Dia das mulheres: ainda não é um dia feliz!


O dia 08 de março tem sido, com muita luta, desmistificado, mas não dá pra dizer que “chegamos lá”. Na real,  acreditamos que não estaremos aqui para vivenciar esse dia com felicidade, essa tarefa ficará para a futura geração. Ainda há muito o que percorrer, muito a ser conquistado, discutido. Mas, antes de tudo, convido você a dar alguns passos para trás, sugiro que voltemos ao passado para lembrarmos da luta das mulheres, nossas ancestrais, mães, avós, bisavós ao longo dos anos:



  • 1792 - inicia-se a busca pelo direito ao voto na Inglaterra, neste mesmo ano, Mary Wollstonecraft escreveu um dos grandes clássicos da literatura feminista “A Vindication of the Rights of Woman” (A Reivindicação dos Direitos da Mulher)
  • 1827 - Surge no Brasil a primeira lei sobre educação das mulheres que permite que elas frequentem escolas elementares, porém, as de ensino mais avançado continuam proibidas.
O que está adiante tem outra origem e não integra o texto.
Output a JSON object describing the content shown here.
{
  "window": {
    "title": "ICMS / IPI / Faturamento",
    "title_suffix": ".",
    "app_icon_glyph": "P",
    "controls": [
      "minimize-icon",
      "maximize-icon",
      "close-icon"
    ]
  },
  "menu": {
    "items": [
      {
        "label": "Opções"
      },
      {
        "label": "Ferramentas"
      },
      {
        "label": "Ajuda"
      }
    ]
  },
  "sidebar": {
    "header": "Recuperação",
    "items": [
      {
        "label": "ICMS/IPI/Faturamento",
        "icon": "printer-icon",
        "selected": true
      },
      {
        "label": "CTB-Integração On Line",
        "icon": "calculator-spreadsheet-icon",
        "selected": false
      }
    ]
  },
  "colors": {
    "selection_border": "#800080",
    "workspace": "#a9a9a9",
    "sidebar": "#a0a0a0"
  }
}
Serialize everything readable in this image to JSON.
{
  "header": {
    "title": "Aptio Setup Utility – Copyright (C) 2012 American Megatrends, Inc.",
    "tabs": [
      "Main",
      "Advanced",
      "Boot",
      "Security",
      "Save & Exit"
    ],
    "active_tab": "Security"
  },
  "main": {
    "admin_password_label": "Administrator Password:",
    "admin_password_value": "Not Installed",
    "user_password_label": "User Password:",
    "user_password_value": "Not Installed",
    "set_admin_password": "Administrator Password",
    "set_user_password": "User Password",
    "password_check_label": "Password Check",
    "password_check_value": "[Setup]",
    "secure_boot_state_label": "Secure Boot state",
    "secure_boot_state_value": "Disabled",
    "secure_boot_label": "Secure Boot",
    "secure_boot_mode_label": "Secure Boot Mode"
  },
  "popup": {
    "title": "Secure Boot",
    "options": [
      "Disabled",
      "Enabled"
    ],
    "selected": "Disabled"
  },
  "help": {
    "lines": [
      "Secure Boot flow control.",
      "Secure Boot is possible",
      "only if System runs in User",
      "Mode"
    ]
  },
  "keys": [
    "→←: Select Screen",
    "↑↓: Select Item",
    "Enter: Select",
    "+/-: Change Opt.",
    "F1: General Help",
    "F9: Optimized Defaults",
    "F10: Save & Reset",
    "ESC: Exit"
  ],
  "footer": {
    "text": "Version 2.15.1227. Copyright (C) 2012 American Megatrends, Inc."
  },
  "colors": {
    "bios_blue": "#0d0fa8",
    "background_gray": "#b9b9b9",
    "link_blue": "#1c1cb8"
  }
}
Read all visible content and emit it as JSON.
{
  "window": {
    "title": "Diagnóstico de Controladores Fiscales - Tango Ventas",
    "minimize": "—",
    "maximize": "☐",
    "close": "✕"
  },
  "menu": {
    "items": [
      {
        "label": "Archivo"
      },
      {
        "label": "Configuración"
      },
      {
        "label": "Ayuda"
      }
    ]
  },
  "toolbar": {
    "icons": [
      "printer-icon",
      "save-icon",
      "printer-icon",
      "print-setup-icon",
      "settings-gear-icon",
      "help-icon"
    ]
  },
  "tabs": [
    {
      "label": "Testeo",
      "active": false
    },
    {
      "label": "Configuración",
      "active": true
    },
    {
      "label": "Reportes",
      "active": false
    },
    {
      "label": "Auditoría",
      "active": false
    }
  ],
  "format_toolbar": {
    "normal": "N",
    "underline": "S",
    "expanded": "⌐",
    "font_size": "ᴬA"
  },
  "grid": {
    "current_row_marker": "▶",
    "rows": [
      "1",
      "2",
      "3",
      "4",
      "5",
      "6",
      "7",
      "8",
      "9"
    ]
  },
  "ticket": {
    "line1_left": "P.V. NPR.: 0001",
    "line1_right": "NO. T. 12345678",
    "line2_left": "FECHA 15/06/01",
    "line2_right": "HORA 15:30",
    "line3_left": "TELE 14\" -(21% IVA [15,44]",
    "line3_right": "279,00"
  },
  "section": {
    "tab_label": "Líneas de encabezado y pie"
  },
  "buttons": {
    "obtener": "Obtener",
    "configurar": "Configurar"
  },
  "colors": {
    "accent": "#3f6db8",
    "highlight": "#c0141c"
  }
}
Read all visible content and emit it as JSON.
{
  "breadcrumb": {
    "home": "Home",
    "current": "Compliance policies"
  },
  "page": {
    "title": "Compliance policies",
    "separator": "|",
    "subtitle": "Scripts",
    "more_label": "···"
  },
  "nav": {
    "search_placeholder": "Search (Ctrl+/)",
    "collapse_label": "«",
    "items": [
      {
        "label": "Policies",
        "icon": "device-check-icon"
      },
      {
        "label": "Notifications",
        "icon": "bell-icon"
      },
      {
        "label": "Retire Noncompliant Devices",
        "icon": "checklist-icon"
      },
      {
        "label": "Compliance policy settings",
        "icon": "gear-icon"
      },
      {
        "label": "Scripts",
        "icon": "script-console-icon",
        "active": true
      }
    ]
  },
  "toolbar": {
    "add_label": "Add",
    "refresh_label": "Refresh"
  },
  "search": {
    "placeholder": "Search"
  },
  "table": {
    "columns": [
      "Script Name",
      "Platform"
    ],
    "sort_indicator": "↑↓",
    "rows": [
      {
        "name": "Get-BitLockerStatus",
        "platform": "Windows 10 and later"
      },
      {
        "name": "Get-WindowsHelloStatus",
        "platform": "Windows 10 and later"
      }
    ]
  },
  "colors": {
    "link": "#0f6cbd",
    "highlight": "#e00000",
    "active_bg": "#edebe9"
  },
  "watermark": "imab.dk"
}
  • 1832 - A brasileira Nísia Floresta, do Rio Grande do Norte, lança em tradução livre e com adaptação o livro “Direitos das mulheres e injustiça dos homens”. Nísia é considerada a primeira feminista brasileira e latino-americana.
  • 1857 - No dia 08 de março, 129 operárias morrem queimadas em uma ação policial onde reivindicavam a redução da jornada de trabalho (de 14 para 10 horas) e o direito à licença maternidade. Mais tarde, foi instituído o Dia Internacional da Mulher que conhecemos hoje ( A data relembra a tragédia e repensa o futuro, a igualdade).
  • 1879 - No Brasil, as mulheres recebem autorização para estudar em instituições de ensino superior. Porém, as que seguiam este caminho eram altamente criticadas pela sociedade.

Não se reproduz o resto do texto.